I’m trying.  Do that:  TRY.

The last two and a half years have taught me a lot, but the keenest lessons reveal my own low opinion of myself.  I seek out validation of that denigration.  I embrace depths that will insure such validation.  I think that’s why small obstacles to my own success cause me to collapse yet I deftly hoist huge boulders from the paths of others.  Quite simply put:  I don’t believe that I deserve goodness, so I invite the worst and shrug with resignation when it comes.

Embrace yourself; welcome success.  Invite joy.  Take this lesson for yourself.

Ah, life.  It continues, life does, and I begin to think that perhaps I can see an easy path to navigate its contours.  I have not yet set my foot on that path.  But I can see it.

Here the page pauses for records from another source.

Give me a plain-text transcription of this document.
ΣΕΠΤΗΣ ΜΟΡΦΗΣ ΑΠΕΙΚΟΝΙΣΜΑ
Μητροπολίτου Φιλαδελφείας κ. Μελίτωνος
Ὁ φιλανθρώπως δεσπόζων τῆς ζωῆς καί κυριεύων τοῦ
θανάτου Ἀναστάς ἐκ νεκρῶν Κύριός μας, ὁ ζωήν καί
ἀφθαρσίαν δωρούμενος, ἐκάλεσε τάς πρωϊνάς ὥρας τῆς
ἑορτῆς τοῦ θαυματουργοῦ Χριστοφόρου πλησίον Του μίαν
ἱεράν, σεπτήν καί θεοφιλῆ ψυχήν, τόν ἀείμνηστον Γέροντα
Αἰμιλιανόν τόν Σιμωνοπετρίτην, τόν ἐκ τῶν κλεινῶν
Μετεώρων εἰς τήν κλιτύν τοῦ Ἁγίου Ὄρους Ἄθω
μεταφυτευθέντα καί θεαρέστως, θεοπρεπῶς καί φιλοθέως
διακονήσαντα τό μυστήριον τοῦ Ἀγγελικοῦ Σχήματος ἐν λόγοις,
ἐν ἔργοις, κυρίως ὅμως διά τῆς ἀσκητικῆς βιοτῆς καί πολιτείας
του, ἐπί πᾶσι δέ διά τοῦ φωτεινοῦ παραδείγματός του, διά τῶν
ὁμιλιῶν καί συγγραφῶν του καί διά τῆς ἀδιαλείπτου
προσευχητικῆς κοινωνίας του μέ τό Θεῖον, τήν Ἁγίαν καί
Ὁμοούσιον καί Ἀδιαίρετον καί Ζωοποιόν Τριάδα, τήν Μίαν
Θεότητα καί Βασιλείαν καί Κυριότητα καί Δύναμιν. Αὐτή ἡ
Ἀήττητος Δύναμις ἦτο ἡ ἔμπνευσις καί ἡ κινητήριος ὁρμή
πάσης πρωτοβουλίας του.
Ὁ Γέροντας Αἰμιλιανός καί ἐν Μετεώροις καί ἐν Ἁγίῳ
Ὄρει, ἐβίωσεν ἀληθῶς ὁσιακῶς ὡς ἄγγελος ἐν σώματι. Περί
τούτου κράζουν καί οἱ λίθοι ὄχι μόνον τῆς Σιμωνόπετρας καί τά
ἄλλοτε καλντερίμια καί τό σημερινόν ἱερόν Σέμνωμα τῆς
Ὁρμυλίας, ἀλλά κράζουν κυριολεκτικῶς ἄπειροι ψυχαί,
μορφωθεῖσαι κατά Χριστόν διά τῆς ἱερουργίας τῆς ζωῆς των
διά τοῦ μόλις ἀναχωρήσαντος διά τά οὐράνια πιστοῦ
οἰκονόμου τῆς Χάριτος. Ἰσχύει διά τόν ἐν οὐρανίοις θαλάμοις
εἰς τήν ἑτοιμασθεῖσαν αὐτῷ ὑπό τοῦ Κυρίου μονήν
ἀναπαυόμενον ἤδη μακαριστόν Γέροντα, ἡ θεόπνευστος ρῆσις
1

On the twenty-second day of the twenty-ninth month of My Year Without Complaining, I’m standing in the doorway, watching the play of light on the porch plants and thinking about going outside.

rumi on hope

For you, Mr. Senter.

Among the folks with endless time

I park in the handicapped space outside the door over which hangs a sign which says, “Shoe Repair”.  It’s the second place which I have tried today.  The first had no available parking, so here I am.

I enter the door and gaze down the steps which I’ve been warned would confront me.  Just then a woman enters the stairwell and says, Endless stairs here in Prairie Village, eh? and passes along side of me.  She stands at the bottom, waiting, holding the door to the inner sanctum. Oh, go ahead, I call down, but she replies, I have all the time in the world.

When I finally reach her, I ask, How is it that you have all the time in the world, when everywhere people are so rushed?  She smiles as we enter the shop and pause at the top of another set of stairs.  Because that’s what I allow myself, all the time in the world, she replies, and saunters down the little flight of stairs to the chairs below us.

I spend a few minutes at the counter talking to the owner, who insists on calling his supplier to see if he has the buckle desired for my job.  I have told him that I am not particular about the finish and he has dismissed the suggestion that any buckle will do.  I am particular, which is all that matters, he remarks.  I can’t have you out there with buckles that don’t look good because you will tell someone where you got them, and my reputation as the world’s best shoe repair person will suffer.

I have divulged that he’s been characterized as such to me.  This clearly pleased him.

When we finish our transaction he tells me, Next time, call me and tell me you are  here.  I will come upstairs to you.  I compliment his courtesy and he shrugs as though it is the least that I should expect — from the world’s greatest shoe repair person. Then I tell the woman who has sat through my entire transaction that I appreciate her having opened the door.  You must be the world’s nicest person, I say.   She tells me that her 21-year-old son would not agree.

Oh, but my 24-year-old son would agree, I insist, and she says that I must have done a good job with my son, that he’d be so kind.  Give yours a few years, I suggest, and then I turn to ascend the stairs.

With a 3:00 p.m. call to a client scheduled, I go into the coffee shop.  Seeing that they have both GFree and GFriendly (house-made) options, I decide that I have diligently dieted and exercised for an entire week and deserve an afternoon treat.  The young lady steers me to the pot de creme, and I take it outside with my coffee.  I sit in the flow of people with endless time on their hands, coming and going in their fancy cars, with nothing better to do on a Friday afternoon than shop, and drink coffee, and greet each other across the parking lot.

It’s the twentieth day of the twenty-ninth month of My Year Without Complaining.  Life continues.